Kafirler; “Sen bize tek Allah’a kulluk etmemiz ve atalarımızın tapmakta olduklarını bırakmamız için mi geldin? Eğer doğrulardan isen, bizi tehdit ettiğini (azabı) bize getir” (A’raf Suresi, 70), diyerek putperestlikten vazgeçmeye niyetleri olmadığını açık bir şekilde ortaya koydular. Dolayısıyla Hud Aleyhisselam’ın yapacağı bir şey de kalmadı.

Cenabı Hakka açıkça meydan okuyan kafirler ilk önce kuraklık ve kıtlıkla cezalandırıldılar. Bağlar ve bahçeler kurumaya, hayvanlar telef olmaya başladı. Diğer taraftan kuru ve bunaltıcı rüzgar insanları perişan ediyordu. Bu durum sürerken her fırsatta insanları tövbe ve istiğfara çağıran Hud Aleyhisselam, ” … Rabbinizden bağış dileyin; sonra da O’na tövbe edin ki, üzerinize göğü (yağmuru) bol bol göndersin ve kuvvetinize kuvvet katsın. Günah işleyerek (Allah’tan ) yüz çevirmeyin” (Hud Suresi, 52) dedi.

Peygambere (as); “… Sen bize açık bir mucize getirmedin, biz de senin sözünle tanrılarımızı bırakacak değiliz ve biz sana iman edecek de değiliz ” (Hud Suresi, 53) diye karşılık verdiler.
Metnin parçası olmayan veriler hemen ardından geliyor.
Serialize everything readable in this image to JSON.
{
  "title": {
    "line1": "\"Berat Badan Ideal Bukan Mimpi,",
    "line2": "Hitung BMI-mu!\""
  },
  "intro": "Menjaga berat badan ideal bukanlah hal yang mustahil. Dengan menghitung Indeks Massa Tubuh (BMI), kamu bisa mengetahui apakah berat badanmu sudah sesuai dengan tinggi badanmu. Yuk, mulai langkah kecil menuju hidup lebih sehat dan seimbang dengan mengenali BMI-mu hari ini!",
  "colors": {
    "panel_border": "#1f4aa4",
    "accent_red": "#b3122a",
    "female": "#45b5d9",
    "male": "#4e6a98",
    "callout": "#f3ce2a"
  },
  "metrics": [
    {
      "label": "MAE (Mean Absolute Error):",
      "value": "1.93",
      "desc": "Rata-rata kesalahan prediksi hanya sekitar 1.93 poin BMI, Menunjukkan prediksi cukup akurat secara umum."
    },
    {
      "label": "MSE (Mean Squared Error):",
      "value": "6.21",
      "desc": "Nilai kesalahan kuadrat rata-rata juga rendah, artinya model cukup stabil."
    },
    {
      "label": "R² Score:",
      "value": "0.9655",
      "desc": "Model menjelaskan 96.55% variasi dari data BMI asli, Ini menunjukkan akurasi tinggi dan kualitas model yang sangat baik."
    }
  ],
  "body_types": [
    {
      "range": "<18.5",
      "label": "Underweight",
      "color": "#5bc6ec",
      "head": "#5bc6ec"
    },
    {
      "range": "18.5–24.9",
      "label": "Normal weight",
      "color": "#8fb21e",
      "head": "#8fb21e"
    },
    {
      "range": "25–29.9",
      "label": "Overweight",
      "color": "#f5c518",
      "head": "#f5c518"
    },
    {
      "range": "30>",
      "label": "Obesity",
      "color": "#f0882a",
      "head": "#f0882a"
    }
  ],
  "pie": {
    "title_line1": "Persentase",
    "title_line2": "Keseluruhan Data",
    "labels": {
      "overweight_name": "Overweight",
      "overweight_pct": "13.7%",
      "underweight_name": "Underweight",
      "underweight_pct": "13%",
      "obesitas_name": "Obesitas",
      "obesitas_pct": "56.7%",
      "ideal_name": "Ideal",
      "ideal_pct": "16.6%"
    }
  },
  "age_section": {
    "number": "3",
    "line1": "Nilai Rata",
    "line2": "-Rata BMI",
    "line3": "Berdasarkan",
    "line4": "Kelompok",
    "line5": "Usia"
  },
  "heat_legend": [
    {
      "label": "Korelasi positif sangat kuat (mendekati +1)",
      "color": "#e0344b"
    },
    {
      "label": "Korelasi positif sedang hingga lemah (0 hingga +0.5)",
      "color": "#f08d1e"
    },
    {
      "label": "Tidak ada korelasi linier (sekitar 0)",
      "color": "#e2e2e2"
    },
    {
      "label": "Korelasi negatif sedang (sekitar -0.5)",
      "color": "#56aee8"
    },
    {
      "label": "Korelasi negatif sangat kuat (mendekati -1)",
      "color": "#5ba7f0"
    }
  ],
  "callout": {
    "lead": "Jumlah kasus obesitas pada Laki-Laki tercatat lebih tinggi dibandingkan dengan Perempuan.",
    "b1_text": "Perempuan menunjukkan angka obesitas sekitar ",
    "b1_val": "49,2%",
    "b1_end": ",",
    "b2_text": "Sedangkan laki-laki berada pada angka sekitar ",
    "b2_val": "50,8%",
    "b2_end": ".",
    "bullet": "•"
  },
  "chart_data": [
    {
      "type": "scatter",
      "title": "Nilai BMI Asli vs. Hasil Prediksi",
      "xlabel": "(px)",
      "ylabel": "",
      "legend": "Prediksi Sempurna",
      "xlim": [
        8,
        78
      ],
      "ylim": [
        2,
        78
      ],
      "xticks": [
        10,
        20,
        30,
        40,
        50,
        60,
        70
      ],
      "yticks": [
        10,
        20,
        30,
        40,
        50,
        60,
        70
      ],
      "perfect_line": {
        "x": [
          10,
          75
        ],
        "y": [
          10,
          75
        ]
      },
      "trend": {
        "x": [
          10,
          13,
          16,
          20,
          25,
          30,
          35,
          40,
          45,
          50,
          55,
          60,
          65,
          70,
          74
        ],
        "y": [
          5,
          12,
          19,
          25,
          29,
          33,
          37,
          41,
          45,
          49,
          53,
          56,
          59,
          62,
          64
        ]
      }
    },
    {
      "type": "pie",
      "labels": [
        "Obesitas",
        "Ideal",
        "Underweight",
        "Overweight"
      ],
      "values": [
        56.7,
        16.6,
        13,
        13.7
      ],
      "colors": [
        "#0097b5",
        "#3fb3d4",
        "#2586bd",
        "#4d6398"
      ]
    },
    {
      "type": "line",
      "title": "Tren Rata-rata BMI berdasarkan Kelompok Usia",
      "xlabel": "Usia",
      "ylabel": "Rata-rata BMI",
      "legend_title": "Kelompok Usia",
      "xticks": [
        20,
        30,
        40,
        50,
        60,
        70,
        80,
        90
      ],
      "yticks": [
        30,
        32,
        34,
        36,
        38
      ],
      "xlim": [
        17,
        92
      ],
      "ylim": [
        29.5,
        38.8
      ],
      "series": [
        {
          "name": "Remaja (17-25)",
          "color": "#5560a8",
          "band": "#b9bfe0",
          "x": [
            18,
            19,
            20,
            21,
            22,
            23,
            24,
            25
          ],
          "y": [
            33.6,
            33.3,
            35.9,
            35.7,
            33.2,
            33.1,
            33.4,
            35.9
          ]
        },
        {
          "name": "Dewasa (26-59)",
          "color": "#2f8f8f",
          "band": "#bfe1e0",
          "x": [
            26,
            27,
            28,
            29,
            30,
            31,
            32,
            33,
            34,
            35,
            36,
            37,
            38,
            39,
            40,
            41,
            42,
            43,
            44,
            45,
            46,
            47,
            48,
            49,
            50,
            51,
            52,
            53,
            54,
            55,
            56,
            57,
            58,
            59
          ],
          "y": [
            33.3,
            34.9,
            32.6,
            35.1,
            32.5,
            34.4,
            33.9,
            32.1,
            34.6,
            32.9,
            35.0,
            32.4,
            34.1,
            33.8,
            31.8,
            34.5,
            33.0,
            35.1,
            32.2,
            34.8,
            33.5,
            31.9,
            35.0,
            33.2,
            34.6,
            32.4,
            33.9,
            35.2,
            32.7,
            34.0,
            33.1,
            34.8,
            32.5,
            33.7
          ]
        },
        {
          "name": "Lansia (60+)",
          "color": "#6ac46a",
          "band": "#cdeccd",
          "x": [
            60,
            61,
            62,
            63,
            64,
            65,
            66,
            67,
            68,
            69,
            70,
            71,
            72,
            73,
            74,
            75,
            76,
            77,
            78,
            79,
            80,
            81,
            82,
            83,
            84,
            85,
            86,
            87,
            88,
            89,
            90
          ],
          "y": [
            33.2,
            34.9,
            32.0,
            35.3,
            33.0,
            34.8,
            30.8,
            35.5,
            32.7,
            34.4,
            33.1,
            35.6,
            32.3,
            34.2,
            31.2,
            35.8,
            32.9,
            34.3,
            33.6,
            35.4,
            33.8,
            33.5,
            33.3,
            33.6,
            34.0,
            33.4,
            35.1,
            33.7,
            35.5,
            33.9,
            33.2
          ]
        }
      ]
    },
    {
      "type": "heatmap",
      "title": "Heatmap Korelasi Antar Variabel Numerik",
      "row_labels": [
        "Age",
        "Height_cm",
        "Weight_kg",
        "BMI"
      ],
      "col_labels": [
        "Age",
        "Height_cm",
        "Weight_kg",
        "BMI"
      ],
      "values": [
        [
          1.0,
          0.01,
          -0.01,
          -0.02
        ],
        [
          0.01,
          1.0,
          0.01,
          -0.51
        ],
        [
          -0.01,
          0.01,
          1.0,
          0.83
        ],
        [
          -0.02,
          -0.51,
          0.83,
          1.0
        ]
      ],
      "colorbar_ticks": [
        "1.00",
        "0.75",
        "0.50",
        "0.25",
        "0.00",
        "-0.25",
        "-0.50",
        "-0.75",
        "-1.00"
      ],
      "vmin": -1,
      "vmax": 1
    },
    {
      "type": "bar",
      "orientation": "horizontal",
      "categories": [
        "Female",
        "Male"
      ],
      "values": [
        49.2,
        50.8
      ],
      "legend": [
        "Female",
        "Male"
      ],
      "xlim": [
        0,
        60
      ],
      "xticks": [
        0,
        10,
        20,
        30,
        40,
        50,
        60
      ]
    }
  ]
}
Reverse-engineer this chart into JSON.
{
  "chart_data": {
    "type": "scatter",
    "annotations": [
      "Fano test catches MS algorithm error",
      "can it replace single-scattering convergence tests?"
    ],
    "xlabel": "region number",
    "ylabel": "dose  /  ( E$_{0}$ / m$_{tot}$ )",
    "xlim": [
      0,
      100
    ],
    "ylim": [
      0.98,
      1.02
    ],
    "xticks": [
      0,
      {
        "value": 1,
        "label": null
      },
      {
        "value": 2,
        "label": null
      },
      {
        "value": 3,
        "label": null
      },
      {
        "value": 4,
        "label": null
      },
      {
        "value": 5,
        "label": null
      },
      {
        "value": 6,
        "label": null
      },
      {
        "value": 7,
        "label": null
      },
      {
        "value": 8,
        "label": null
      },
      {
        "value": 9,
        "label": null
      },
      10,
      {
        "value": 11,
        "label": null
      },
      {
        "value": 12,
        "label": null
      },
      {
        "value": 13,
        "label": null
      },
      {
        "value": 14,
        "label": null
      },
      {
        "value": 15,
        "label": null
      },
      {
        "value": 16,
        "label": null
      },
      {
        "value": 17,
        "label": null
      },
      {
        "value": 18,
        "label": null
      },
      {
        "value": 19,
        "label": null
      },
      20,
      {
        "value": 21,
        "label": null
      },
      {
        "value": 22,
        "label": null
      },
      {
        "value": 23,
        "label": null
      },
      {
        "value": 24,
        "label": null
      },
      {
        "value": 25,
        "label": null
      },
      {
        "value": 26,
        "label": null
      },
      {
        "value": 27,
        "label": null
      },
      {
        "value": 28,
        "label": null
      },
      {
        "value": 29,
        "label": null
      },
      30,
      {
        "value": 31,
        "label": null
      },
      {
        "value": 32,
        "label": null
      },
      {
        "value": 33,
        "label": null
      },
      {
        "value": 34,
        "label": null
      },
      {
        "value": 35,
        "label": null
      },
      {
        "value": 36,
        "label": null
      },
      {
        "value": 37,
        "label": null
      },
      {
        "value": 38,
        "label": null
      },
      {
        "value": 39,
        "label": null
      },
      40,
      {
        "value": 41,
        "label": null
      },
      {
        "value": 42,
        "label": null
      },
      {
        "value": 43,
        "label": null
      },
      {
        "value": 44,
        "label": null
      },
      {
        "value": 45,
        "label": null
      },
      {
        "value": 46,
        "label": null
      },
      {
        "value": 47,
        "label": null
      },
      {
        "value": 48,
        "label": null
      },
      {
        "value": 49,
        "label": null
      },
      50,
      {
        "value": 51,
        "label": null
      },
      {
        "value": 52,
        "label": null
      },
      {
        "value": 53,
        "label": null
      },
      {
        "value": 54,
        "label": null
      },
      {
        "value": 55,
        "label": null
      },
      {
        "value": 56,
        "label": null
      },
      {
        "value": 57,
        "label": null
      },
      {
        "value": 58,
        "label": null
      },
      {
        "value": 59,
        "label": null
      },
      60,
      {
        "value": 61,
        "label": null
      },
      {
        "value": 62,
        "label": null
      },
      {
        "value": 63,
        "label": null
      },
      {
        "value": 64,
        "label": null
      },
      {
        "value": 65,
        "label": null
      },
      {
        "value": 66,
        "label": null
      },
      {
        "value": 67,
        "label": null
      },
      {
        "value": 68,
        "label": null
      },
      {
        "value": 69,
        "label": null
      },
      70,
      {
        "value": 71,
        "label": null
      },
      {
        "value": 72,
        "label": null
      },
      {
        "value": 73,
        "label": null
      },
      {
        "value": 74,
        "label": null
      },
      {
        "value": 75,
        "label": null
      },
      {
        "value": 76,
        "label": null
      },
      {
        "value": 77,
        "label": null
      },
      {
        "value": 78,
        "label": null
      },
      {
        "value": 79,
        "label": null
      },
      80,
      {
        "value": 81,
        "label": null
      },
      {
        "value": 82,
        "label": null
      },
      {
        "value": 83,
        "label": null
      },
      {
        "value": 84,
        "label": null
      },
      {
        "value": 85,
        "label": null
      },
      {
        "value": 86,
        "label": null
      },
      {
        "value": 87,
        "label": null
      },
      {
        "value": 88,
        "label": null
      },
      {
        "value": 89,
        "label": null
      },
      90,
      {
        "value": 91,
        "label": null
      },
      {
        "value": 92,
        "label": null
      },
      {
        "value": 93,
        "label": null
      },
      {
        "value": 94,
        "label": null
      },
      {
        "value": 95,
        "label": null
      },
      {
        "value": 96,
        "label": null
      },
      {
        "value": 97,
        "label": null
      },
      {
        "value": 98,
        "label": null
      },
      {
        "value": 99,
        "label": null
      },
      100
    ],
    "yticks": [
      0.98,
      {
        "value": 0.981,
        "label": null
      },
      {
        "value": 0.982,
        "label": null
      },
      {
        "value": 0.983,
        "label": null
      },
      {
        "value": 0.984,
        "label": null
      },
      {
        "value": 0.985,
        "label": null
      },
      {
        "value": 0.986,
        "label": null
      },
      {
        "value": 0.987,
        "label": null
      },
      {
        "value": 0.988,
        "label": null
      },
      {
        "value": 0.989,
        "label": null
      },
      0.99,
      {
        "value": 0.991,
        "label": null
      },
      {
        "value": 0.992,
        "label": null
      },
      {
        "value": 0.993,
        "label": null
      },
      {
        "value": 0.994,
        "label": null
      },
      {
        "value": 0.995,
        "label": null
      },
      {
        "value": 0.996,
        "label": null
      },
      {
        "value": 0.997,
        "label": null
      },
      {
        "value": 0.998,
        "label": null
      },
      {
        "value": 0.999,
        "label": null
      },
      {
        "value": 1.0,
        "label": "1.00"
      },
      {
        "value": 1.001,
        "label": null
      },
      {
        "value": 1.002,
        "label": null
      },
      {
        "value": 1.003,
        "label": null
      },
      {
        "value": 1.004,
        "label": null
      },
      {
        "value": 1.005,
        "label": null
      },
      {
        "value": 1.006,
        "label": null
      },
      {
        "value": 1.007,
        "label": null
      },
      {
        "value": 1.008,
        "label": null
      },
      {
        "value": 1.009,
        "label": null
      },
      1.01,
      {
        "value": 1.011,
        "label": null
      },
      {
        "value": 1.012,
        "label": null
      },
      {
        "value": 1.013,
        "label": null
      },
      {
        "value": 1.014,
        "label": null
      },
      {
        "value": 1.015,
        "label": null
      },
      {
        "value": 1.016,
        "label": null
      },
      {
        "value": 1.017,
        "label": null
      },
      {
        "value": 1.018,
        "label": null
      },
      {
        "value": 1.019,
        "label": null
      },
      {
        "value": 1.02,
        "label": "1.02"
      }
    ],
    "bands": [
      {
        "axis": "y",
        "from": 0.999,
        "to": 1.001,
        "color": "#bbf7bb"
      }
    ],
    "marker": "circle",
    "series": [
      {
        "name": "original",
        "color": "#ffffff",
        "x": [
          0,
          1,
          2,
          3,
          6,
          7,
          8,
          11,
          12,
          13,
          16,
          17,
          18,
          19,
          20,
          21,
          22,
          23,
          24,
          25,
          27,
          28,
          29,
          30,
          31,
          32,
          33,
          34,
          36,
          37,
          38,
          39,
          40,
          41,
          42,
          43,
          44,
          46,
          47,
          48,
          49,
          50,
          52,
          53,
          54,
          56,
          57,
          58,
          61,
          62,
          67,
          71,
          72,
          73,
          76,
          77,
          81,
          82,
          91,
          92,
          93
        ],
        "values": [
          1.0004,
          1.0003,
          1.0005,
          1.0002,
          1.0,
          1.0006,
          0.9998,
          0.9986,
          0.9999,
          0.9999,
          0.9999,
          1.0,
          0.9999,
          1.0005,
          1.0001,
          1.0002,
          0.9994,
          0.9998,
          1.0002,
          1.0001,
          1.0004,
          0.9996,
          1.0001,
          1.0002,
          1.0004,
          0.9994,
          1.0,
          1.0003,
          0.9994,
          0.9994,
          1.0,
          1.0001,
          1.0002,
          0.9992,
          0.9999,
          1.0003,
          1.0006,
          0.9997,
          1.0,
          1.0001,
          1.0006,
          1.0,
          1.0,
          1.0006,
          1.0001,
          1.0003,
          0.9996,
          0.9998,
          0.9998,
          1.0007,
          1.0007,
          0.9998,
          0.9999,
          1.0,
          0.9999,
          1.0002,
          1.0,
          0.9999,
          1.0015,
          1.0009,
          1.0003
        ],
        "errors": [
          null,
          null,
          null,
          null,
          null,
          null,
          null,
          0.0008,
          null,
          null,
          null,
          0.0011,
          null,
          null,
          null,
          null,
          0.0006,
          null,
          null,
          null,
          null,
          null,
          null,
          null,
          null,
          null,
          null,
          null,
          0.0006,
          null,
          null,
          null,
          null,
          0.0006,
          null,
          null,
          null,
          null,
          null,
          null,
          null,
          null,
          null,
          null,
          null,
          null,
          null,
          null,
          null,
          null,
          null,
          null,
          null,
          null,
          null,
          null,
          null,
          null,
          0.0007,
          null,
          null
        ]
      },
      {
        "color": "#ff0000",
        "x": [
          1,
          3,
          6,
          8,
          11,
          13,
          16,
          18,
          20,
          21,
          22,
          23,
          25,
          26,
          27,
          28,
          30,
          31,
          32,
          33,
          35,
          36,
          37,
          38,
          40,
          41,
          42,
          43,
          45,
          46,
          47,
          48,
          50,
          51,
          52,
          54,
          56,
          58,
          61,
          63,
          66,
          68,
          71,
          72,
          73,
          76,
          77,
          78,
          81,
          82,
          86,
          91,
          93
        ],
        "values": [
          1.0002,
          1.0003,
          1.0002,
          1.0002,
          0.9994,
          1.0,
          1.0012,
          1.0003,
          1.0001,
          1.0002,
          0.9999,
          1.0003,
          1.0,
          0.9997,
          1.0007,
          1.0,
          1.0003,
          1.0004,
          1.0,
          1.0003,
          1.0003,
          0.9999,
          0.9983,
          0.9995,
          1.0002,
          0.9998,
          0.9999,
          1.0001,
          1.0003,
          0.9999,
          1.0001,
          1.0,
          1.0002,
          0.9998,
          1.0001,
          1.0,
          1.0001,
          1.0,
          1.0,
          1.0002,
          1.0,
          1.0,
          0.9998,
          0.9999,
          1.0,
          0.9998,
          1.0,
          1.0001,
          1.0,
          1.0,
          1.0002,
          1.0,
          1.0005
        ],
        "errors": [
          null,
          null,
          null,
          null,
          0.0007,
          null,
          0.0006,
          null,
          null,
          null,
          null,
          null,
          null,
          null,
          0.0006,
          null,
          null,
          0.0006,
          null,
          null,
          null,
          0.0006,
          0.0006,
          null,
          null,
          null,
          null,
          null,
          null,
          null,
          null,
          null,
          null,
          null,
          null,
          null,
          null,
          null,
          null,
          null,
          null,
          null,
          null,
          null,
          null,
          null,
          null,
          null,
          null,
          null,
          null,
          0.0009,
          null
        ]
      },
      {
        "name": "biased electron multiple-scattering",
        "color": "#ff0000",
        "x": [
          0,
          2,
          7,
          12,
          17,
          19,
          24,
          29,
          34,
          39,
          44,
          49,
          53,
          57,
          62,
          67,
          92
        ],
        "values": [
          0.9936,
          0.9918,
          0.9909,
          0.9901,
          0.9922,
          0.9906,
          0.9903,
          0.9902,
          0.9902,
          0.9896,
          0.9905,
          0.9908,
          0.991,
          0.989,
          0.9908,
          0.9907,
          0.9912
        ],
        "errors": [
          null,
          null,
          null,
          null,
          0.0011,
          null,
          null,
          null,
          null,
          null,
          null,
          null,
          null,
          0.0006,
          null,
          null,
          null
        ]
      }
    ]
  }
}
Hatalarını anlayıp tövbe edeceklerine Allah’ın elçisini suçlamaya ve onun yüzünden bunların başlarına geldiğini söylemeye başladılar. Tanrılarından birisinin kendisini çarptığını söylediler (Hud Suresi, 54).

İyice yoldan çıkan Ad Kavmi, Allah’ın elçisini öldürmenin planlarını yapmaya başladılar. Bunu Allah’ın inayetiyle öğrenen Hud Aleyhisselam, kavmine meydan okudu. Kendisine hiçbir şey yapamayacaklarını, mühlet tanımadan istedikleri tuzağı kurmalarını, hem kendisinin hem de onların Rabbi olan Allah’a dayandığını, Allah’ın her şeye kadir olduğunu sözlerine ekledi.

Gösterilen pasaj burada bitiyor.